- Born: April 19, 1981 (age 44) Chardon, Ohio
- Occupation: Artist

= Raychael Stine =

American painter and educator (born 1981)

Raychael Stine (born April 19, 1981) is an American painter and educator. She has exhibited nationally and internationally, and is a professor at the University of New Mexico.

==Biography==

Raychael Stine was born and spent her early years in Chardon, Ohio. Her family moved briefly to New Jersey before settling in north Texas, where she attended Flower Mound High School. She received her BFA in painting at the University of Texas at Dallas. She received an MFA at the University of Illinois Chicago.

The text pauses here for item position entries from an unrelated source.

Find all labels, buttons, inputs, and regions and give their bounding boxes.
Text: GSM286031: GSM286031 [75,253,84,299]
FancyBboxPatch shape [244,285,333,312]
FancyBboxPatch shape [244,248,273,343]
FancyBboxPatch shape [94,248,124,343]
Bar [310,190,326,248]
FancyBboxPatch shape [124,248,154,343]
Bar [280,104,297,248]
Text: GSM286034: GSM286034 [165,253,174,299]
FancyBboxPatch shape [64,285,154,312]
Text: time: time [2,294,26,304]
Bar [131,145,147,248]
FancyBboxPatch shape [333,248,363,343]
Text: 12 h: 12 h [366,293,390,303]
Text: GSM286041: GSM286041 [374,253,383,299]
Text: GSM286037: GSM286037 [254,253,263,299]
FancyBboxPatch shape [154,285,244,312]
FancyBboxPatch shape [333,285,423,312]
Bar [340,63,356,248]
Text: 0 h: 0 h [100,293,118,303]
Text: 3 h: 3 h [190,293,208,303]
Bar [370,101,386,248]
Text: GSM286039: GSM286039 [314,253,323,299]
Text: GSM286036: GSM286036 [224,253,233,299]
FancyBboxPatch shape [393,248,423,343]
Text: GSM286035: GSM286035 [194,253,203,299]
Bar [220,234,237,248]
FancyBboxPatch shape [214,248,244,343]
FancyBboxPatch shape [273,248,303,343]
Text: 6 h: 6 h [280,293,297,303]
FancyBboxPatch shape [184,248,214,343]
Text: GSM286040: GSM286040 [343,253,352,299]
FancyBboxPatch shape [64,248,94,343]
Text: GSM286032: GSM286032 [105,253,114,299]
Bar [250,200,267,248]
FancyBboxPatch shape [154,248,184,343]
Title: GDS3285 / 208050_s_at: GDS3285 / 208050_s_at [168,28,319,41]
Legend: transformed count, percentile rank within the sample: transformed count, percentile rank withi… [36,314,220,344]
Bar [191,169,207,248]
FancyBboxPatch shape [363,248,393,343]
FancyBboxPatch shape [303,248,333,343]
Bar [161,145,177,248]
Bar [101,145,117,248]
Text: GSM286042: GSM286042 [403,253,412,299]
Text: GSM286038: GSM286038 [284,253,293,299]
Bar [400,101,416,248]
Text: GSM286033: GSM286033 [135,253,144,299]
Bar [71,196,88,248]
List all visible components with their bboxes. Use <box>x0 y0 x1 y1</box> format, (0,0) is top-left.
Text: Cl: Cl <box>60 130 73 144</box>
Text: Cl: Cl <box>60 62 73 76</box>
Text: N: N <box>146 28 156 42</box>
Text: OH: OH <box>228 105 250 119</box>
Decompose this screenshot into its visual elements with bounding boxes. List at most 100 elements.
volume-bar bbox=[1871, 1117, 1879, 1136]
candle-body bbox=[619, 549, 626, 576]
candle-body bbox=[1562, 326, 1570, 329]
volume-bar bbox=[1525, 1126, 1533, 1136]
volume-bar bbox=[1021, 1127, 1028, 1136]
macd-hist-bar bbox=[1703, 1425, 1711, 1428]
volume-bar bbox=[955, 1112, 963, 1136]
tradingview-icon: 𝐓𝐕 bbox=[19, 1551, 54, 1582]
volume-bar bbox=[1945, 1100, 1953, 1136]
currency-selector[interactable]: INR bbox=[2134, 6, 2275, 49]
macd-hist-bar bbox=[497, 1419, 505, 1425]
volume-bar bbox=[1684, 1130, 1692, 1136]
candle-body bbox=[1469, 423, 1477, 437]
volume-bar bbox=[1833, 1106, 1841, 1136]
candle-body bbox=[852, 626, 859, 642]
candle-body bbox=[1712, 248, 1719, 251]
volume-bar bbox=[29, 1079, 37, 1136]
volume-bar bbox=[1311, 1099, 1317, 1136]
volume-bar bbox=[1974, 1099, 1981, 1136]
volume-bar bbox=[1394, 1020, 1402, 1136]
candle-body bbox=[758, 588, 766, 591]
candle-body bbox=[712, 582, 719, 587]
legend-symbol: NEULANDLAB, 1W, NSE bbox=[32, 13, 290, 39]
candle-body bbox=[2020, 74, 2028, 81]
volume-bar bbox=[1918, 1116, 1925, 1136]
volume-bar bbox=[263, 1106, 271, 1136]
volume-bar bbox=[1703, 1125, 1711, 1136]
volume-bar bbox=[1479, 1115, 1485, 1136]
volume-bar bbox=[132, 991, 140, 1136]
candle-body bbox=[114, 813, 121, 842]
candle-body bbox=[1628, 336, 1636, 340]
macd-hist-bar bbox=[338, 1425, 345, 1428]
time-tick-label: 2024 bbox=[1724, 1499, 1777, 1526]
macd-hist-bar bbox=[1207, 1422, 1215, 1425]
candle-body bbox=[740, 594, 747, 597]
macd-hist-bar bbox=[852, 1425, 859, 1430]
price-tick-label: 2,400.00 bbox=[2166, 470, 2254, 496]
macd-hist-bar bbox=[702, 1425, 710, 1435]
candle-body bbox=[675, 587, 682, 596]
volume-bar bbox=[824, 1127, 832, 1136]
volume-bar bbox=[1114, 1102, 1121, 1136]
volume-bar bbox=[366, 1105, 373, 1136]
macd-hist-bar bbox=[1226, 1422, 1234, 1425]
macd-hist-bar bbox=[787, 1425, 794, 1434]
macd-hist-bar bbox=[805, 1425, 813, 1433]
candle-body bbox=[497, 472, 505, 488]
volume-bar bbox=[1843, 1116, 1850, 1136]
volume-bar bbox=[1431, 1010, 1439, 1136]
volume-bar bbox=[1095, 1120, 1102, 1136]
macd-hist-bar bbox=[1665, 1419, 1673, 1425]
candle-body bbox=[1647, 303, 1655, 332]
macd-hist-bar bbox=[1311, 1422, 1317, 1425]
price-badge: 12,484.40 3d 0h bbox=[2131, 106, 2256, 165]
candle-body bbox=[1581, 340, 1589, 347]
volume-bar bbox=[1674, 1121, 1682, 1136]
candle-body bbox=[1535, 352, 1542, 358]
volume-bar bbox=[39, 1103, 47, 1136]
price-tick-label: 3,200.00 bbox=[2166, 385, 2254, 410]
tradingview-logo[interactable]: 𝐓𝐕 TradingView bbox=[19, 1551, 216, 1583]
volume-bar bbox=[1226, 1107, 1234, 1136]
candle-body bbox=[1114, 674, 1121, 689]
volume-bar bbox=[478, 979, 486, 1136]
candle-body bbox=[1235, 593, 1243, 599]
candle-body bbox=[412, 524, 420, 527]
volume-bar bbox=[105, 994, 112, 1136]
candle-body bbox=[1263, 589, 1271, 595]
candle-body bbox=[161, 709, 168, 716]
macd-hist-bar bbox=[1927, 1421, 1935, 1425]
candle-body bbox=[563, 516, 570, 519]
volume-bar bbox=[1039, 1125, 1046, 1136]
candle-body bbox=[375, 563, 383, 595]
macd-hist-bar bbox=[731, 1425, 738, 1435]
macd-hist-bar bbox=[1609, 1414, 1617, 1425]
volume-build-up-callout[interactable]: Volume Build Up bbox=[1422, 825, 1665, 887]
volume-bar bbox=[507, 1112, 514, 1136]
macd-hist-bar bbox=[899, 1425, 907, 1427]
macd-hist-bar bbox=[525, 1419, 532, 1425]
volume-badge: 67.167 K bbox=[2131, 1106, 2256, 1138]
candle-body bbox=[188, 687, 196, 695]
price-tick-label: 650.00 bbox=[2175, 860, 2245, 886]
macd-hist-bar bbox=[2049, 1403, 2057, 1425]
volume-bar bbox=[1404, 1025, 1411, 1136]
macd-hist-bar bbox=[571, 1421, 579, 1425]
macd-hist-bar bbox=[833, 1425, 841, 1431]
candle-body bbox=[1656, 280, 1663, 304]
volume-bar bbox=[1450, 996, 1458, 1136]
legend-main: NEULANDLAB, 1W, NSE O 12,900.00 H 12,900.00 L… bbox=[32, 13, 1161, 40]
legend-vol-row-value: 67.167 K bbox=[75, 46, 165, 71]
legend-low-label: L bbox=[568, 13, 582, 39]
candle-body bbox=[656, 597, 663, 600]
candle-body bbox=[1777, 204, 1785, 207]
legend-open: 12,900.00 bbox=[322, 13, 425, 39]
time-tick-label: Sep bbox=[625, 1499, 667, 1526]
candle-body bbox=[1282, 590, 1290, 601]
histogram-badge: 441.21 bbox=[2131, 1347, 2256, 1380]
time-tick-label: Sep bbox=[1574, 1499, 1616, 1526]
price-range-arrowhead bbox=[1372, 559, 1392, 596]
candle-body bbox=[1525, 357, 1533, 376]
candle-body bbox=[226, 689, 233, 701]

She lives in Albuquerque, New Mexico, where she is Assistant Professor in Painting & Drawing at the University of New Mexico.

==Subjects and themes==

Stine is known for her use of dogs as a primary subject of her paintings. About this practice she states, "It's sort of illegal subject matter in the serious contemporary art world because it's really sentimental and soft, and it's not thought of as intellectual or conceptual. But figuring out how to relate to something or understand it physically and visually is like the entire process of a painting."

Stine was selected for New American Paintings Issues 132, 120 and 78 where she was awarded Juror’s Pick, the New Insight Exhibition at Art Chicago, and her work was exhibited in the Texas Biennial 2008.